A madrugada avançava, e a roda do pagode só ficava mais cheia. Peguei Kelly pela mão e levei ela pro canto, longe do barulho, onde a gente podia ficar mais à vontade. Ela me puxou pela camisa, olhando nos meus olhos.
— Sabe o que eu gosto em você, Arcanjo?
— Fala aí, tô curioso.
— Você tem aquele jeito de quem manda em tudo, mas sabe fazer a gente se sentir única.
Sorri de canto, puxando ela pra mais perto.
— É mesmo?
Ela riu, e eu beijei ela ali mesmo. Eu alisei o corpo dela inteiro, apertava a b***a dela com vontade a gente se perdeu no momento. O cheiro de cerveja misturado com o perfume dela, o calor da noite e a adrenalina do morro... Tudo fazia parte do jogo.
Quando voltei pra mesa, os caras já tavam soltando piada.
— Aí, Arcanjo, a Kelly te deixou sem fôlego, hein? — gritou um deles, levantando a garrafa de cachaça.
— Cala a boca, Zé!
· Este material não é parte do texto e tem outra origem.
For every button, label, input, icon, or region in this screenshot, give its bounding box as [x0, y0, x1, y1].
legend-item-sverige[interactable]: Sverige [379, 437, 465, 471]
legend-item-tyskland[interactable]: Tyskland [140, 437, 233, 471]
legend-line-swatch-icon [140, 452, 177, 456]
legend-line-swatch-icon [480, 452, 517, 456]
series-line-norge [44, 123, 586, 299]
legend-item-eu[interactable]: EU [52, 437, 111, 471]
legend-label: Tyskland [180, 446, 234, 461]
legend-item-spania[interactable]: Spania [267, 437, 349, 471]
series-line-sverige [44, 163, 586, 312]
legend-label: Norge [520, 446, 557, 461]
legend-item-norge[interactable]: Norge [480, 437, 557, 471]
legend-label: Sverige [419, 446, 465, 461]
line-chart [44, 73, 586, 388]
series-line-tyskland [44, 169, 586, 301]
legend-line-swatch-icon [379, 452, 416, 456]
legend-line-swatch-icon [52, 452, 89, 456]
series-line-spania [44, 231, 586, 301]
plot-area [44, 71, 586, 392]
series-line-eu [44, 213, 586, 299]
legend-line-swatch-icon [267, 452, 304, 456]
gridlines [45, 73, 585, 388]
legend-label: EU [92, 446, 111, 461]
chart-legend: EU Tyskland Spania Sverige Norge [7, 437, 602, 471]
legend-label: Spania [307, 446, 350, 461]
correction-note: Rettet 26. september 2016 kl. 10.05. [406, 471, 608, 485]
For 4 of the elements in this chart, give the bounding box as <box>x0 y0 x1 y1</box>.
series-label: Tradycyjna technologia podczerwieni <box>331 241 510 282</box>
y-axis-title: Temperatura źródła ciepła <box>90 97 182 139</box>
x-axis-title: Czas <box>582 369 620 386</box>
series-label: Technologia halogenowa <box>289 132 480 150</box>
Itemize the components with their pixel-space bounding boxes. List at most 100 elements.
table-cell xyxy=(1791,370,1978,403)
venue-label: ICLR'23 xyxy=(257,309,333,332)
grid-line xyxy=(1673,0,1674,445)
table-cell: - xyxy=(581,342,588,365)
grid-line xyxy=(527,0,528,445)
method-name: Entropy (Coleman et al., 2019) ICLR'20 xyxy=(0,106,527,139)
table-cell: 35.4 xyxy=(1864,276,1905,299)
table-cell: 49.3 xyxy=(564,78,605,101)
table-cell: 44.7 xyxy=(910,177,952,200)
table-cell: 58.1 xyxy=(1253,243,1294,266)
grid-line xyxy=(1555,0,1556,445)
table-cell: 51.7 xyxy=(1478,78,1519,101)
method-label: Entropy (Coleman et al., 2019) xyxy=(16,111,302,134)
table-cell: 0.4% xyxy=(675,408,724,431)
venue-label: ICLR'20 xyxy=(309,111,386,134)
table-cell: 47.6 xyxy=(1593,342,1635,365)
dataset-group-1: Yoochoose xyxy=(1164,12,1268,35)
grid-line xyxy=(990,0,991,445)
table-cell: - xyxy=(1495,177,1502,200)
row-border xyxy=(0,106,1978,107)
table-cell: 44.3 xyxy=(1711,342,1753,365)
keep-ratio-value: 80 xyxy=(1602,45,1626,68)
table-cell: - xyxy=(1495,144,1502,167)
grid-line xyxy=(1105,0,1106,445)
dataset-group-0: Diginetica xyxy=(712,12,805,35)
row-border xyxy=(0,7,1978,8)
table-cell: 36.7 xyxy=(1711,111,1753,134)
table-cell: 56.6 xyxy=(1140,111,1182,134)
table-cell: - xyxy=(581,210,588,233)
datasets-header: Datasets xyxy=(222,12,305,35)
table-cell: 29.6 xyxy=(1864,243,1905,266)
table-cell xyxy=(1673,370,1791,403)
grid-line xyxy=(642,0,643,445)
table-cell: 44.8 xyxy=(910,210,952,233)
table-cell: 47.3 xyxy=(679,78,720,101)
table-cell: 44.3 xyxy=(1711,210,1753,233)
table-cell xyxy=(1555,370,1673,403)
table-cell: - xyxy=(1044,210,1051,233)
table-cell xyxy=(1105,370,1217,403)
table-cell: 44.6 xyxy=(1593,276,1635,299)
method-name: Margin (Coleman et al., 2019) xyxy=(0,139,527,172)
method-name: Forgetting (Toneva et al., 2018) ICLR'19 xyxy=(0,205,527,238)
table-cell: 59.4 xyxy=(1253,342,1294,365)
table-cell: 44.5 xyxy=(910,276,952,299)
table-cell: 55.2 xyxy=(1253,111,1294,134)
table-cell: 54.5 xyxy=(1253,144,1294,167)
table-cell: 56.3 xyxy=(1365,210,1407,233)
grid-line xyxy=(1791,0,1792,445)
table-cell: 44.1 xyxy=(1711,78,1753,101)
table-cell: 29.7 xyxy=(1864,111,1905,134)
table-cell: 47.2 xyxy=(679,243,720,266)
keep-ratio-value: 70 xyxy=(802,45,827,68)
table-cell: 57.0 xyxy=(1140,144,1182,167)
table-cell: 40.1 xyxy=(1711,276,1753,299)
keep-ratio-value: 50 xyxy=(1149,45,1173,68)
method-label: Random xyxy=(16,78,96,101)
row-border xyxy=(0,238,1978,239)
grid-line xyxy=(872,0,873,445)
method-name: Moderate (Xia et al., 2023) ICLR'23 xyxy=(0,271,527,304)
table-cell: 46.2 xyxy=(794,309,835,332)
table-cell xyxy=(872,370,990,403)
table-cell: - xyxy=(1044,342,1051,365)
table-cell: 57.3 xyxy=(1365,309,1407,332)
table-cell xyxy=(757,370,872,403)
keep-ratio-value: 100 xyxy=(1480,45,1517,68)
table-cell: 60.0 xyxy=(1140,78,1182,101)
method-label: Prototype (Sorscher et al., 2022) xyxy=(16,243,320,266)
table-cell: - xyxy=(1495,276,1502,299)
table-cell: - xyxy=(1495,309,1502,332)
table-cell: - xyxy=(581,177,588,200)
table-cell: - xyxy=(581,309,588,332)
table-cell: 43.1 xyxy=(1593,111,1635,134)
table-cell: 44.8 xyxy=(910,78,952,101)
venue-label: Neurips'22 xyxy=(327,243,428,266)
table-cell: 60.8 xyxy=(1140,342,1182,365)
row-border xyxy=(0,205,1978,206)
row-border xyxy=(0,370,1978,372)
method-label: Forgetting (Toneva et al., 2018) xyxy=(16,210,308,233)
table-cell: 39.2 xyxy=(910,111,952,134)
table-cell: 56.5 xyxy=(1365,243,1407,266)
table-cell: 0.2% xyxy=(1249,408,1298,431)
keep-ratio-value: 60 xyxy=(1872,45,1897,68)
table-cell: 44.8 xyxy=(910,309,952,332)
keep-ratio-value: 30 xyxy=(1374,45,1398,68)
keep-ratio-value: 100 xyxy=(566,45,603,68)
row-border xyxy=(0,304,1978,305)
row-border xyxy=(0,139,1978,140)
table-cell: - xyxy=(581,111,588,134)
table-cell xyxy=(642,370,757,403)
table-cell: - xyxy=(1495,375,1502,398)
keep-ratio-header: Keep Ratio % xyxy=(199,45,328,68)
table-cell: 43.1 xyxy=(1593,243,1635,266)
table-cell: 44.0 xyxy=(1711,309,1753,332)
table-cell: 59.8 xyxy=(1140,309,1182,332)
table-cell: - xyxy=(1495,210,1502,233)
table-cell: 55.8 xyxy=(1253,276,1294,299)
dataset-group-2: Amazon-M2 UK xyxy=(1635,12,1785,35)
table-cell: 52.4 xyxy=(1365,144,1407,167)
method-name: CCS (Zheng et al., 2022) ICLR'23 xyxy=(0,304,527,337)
Tu queria tá no meu lugar, né? — devolvi, entrando na zoeira.
A noite seguiu nesse ritmo, com risadas, música e resenhas intermináveis.
O Vidigal, com todas as suas luzes piscando e o som ecoando pelas vielas, era o meu mundo. E, por mais que eu soubesse que cada risada podia ser a última, cada gole podia ser fatal, eu vivia cada momento como se fosse o único.
Porque no final das contas, no jogo do morro, só vive quem se arrisca. E eu tava mais vivo do que nunca.